Going back to being an employee

After almost an 8-year hiatus I have been an employee for just over a year. Over the 8 years, I didn’t completely stop working but I chose to spend more time with my daughters while they were still small, rather than focus on my career. I undertook short-term, ad hoc sub-contracts picking and choosing flexible work that I thought I could fit in between looking after the girls without becoming too exhausted.

One of the best contracts I had was with an IT accounting software company which I held onto for over four years. The work was done completely from home with weekly skype meetings and occasional trips into London usually for the Christmas meal and have a catch-up. The people were friendly and the work was good.

The worst contract

In contrast, one of the worst contracts I had was for a bookkeeping company who constantly cut my hours every time I sent in my timesheet. To be honest I can understand that it can be difficult to trust other people but it was quite demoralising to be told that you’re taking longer than what it should take and so you get paid less.

For both of them, I had made the initial contact through my blogs on Accountingweb. My interview for the second contract was a phone call with the owner and then I was set up on their systems. For the year that I worked on this contract, I did not once meet the owner. Not in real life or through video calls, such as Skype, not that that was an issue just a little odd. Plus she didn’t really have any social media presence that I could follow to keep up with her and know more about her.

The only other contract I had was for another bookkeeping type work. I didn’t mind doing bookkeeping work as I felt it should be less stressful. But it’s quite hard to stay motivated when you know you can do more challenging work. On top of that, the less I was exposed to the type of work I used to do or even wanted to do, the less confidence I had in my ability to be able to do it which started to feel like a catch-22 situation.

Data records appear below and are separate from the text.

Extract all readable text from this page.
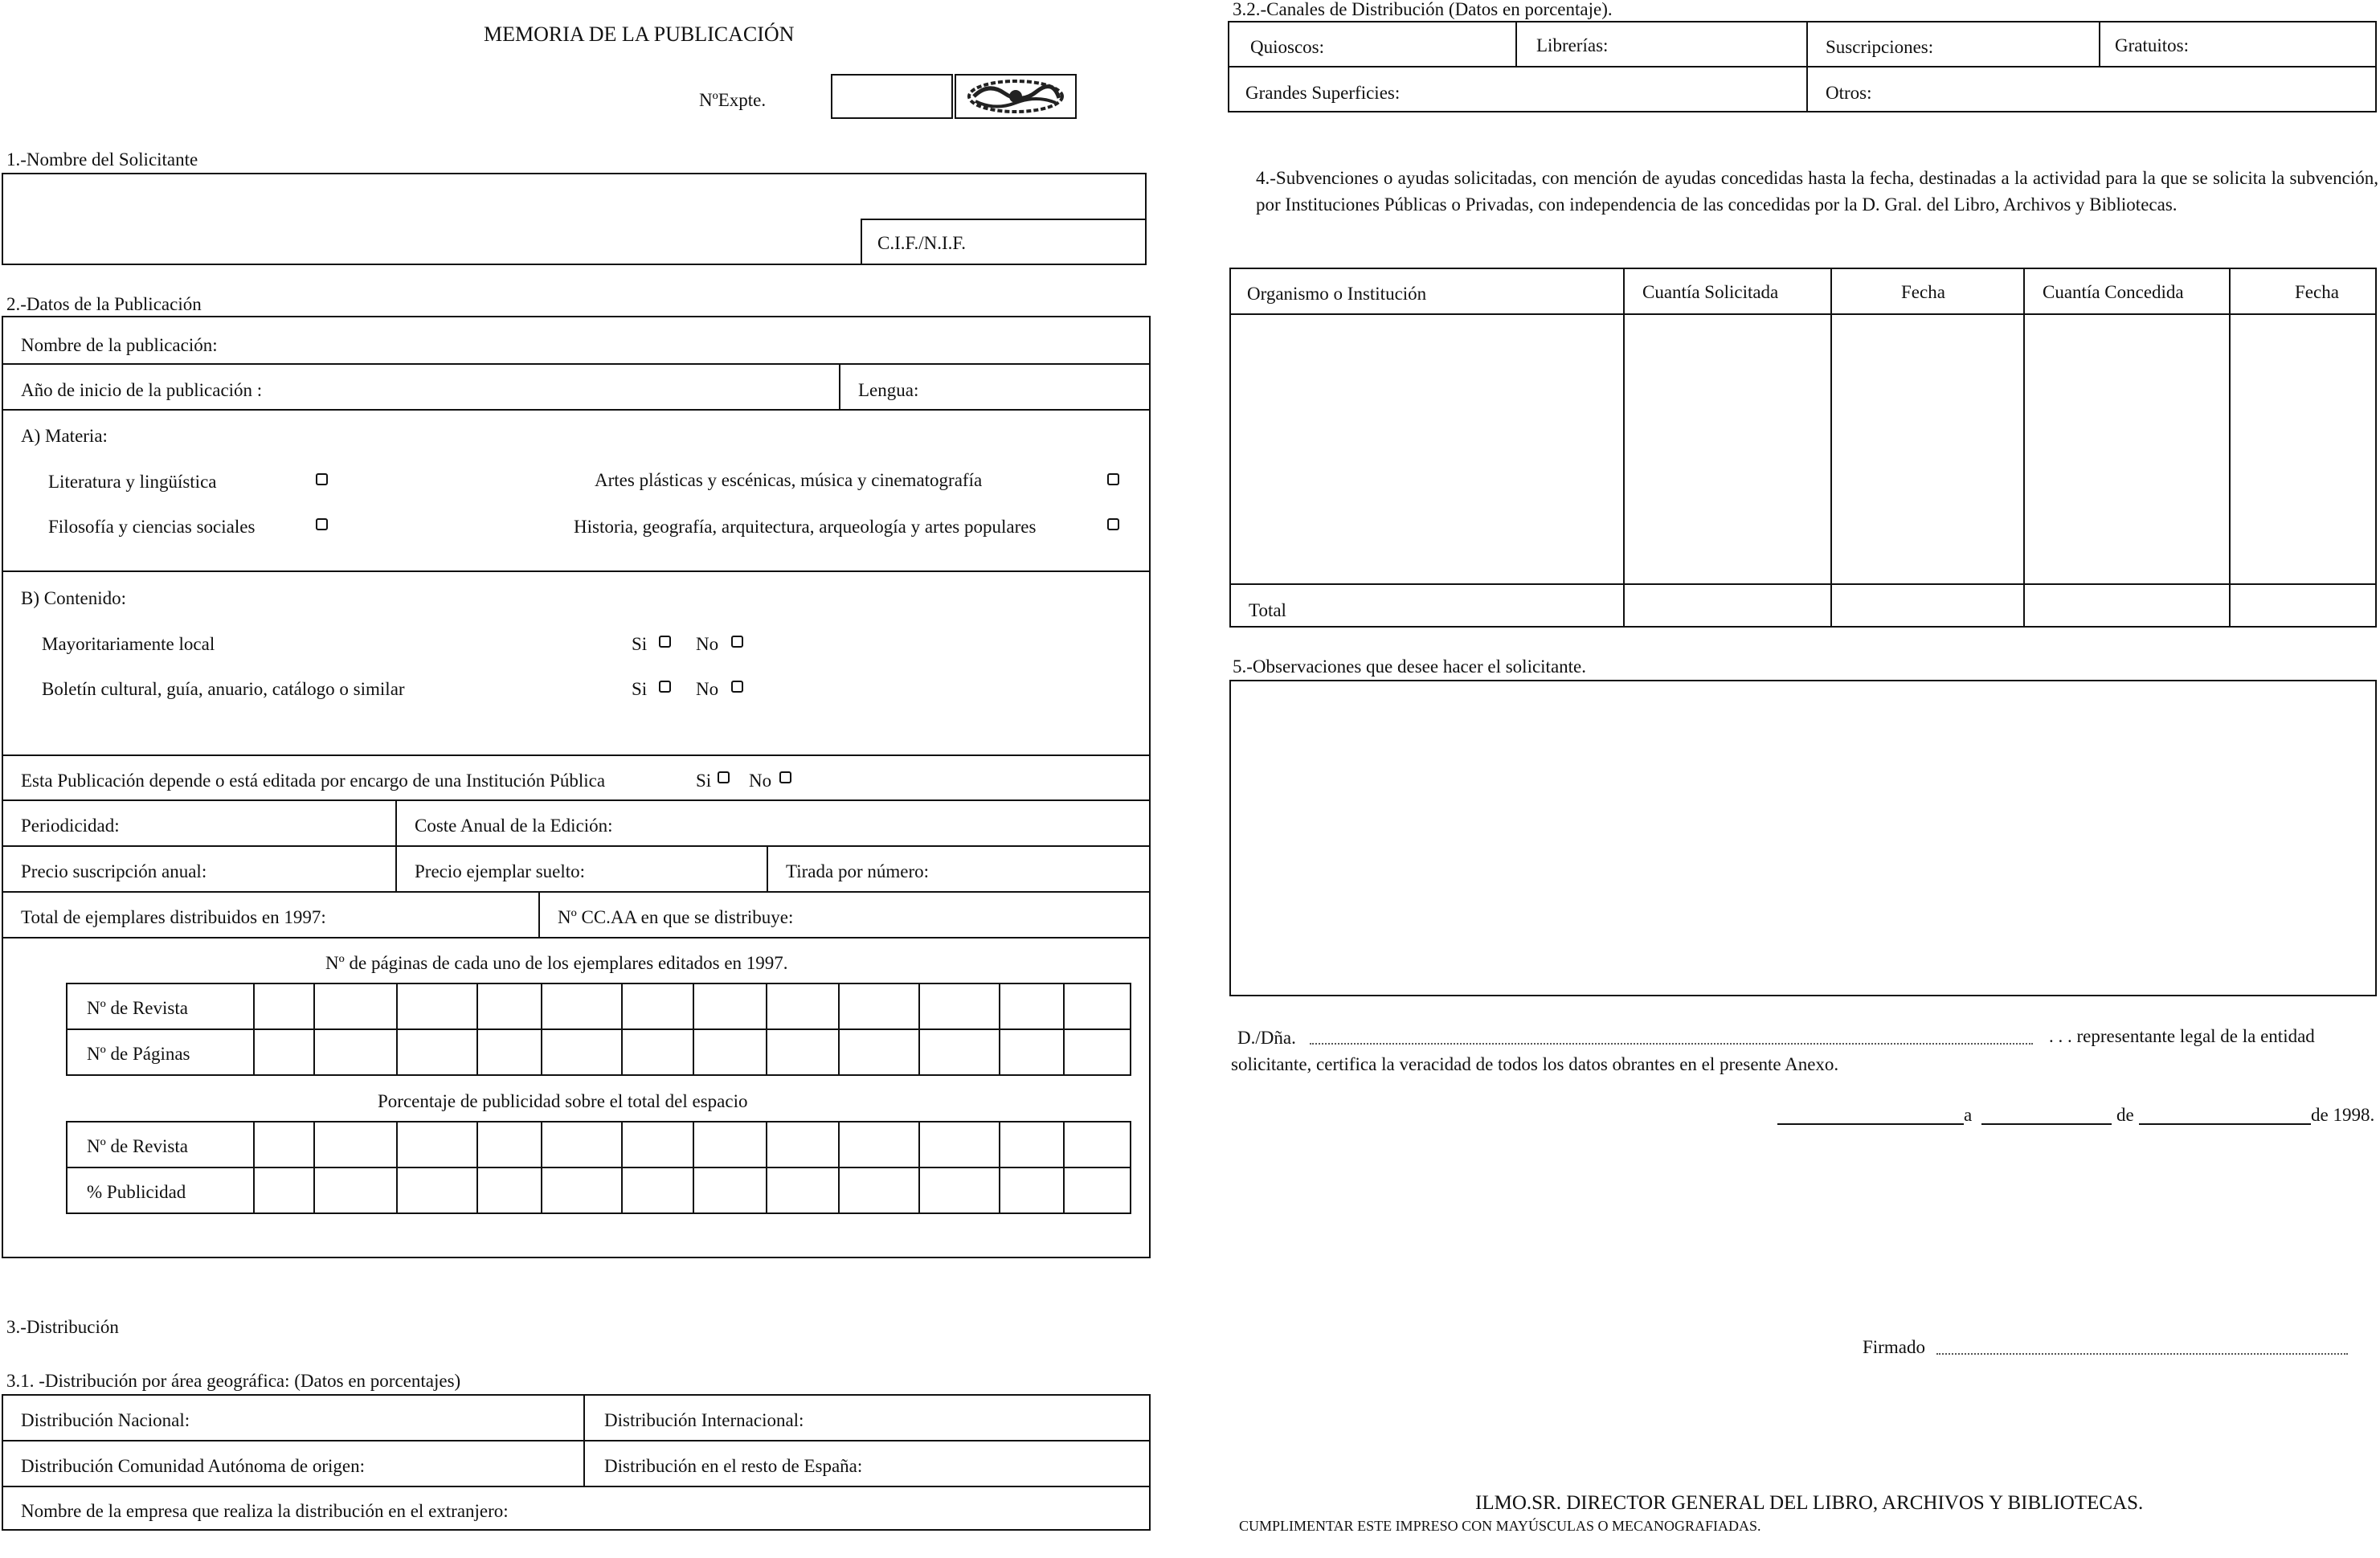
MEMORIA DE LA PUBLICACIÓN
NºExpte.
1.-Nombre del Solicitante
C.I.F./N.I.F.
2.-Datos de la Publicación
Nombre de la publicación:
Año de inicio de la publicación :	Lengua:
A) Materia:
Literatura y lingüística	Artes plásticas y escénicas, música y cinematografía
Filosofía y ciencias sociales	Historia, geografía, arquitectura, arqueología y artes populares
B) Contenido:
Mayoritariamente local	Si	No
Boletín cultural, guía, anuario, catálogo o similar	Si	No
Esta Publicación depende o está editada por encargo de una Institución Pública	Si No
Periodicidad:	Coste Anual de la Edición:
Precio suscripción anual:	Precio ejemplar suelto:	Tirada por número:
Total de ejemplares distribuidos en 1997:	Nº CC.AA en que se distribuye:
Nº de páginas de cada uno de los ejemplares editados en 1997.
Nº de Revista
Nº de Páginas
Porcentaje de publicidad sobre el total del espacio
Nº de Revista
% Publicidad
3.-Distribución
3.1. -Distribución por área geográfica: (Datos en porcentajes)
Distribución Nacional:	Distribución Internacional:
Distribución Comunidad Autónoma de origen:	Distribución en el resto de España:
Nombre de la empresa que realiza la distribución en el extranjero:
3.2.-Canales de Distribución (Datos en porcentaje).
Quioscos:	Librerías:	Suscripciones:	Gratuitos:
Grandes Superficies:	Otros:
4.-Subvenciones o ayudas solicitadas, con mención de ayudas concedidas hasta la fecha, destinadas a la actividad para la que se solicita la subvención, por Instituciones Públicas o Privadas, con independencia de las concedidas por la D. Gral. del Libro, Archivos y Bibliotecas.
Organismo o Institución	Cuantía Solicitada	Fecha	Cuantía Concedida	Fecha
Total
5.-Observaciones que desee hacer el solicitante.
D./Dña.	. . . representante legal de la entidad
solicitante, certifica la veracidad de todos los datos obrantes en el presente Anexo.
a	de	de 1998.
Firmado
ILMO.SR. DIRECTOR GENERAL DEL LIBRO, ARCHIVOS Y BIBLIOTECAS.
CUMPLIMENTAR ESTE IMPRESO CON MAYÚSCULAS O MECANOGRAFIADAS.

Those were the three main contracts I undertook during my time-off being employed in between blogging and half-heartedly attempting to start my own practice.

Starting a practice

I liked the idea of working for myself but in hindsight, starting my own practice probably didn’t flourish because I wasn’t prepared to put the long hours and effort that is required at the beginning. I wanted my work to fit in with my lifestyle (I still do). I didn’t really have a plan or the support I needed. I know there are lots of places you can go to on social media nowadays that can give you lots of support.

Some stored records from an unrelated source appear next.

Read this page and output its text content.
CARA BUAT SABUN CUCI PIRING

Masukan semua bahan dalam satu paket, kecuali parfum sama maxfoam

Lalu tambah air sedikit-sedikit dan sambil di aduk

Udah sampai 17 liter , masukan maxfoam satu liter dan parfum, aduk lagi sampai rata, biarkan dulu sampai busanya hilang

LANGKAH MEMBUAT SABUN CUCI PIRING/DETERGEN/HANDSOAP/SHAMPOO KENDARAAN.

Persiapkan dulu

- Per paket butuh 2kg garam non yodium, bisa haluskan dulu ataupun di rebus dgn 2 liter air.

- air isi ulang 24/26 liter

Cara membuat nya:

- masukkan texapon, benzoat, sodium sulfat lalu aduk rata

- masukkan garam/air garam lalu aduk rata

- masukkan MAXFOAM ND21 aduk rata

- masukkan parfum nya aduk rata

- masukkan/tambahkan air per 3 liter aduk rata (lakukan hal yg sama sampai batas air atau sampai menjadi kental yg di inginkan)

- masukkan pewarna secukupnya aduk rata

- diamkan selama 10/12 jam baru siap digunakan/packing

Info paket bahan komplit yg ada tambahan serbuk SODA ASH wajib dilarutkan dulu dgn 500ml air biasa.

At the same time, blogging started becoming a big part of my life. However, I couldn’t see how I could make money blogging and instead vaguely contemplated a career in writing by looking on google for potential writing courses and buying a load of books.

Being employed

Coming back to my current job, I like having the structure of being in employed work. I work 9.30 to 2.30 and those 5 hours I work whether I am in the office or at home, I am accountable for the work I do. Anything after that is up to me and whether I have the time or not, it’s my choice. As much as I do love having the structure, I do sometimes miss writing in the middle of the night as I know have to be up for work in the morning. Although, I’m starting to realise that I’m not that good a sleeper any more.

Another thing about going to work after having almost 8 years away is that I feel very out of my depth, firstly as it was a big change from what I was used to do but also I’ve been at home, almost a hermit, for 8 years. It doesn’t help that I’m quite shy and reserved anyway.  I’m employed to write which I love and can’t believe I’m doing something that I love. But I have never done this before – well, apart from blogging obviously and some written work that I was paid for. But being employed to do it feels like a huge responsibility. Plus, I’ve never really known how good or bad my writing is until now.

Sometimes I feel that maybe they have got the wrong person and that they’ll find out soon and will get rid of me. Plus I sit in an area where all the lecturers sit, some of whose lectures I remember going to and I’m still quite in awe of them. However, I think I have learnt a lot in the time I’ve been here so whatever happens to my contract, I feel lucky to have had this experience.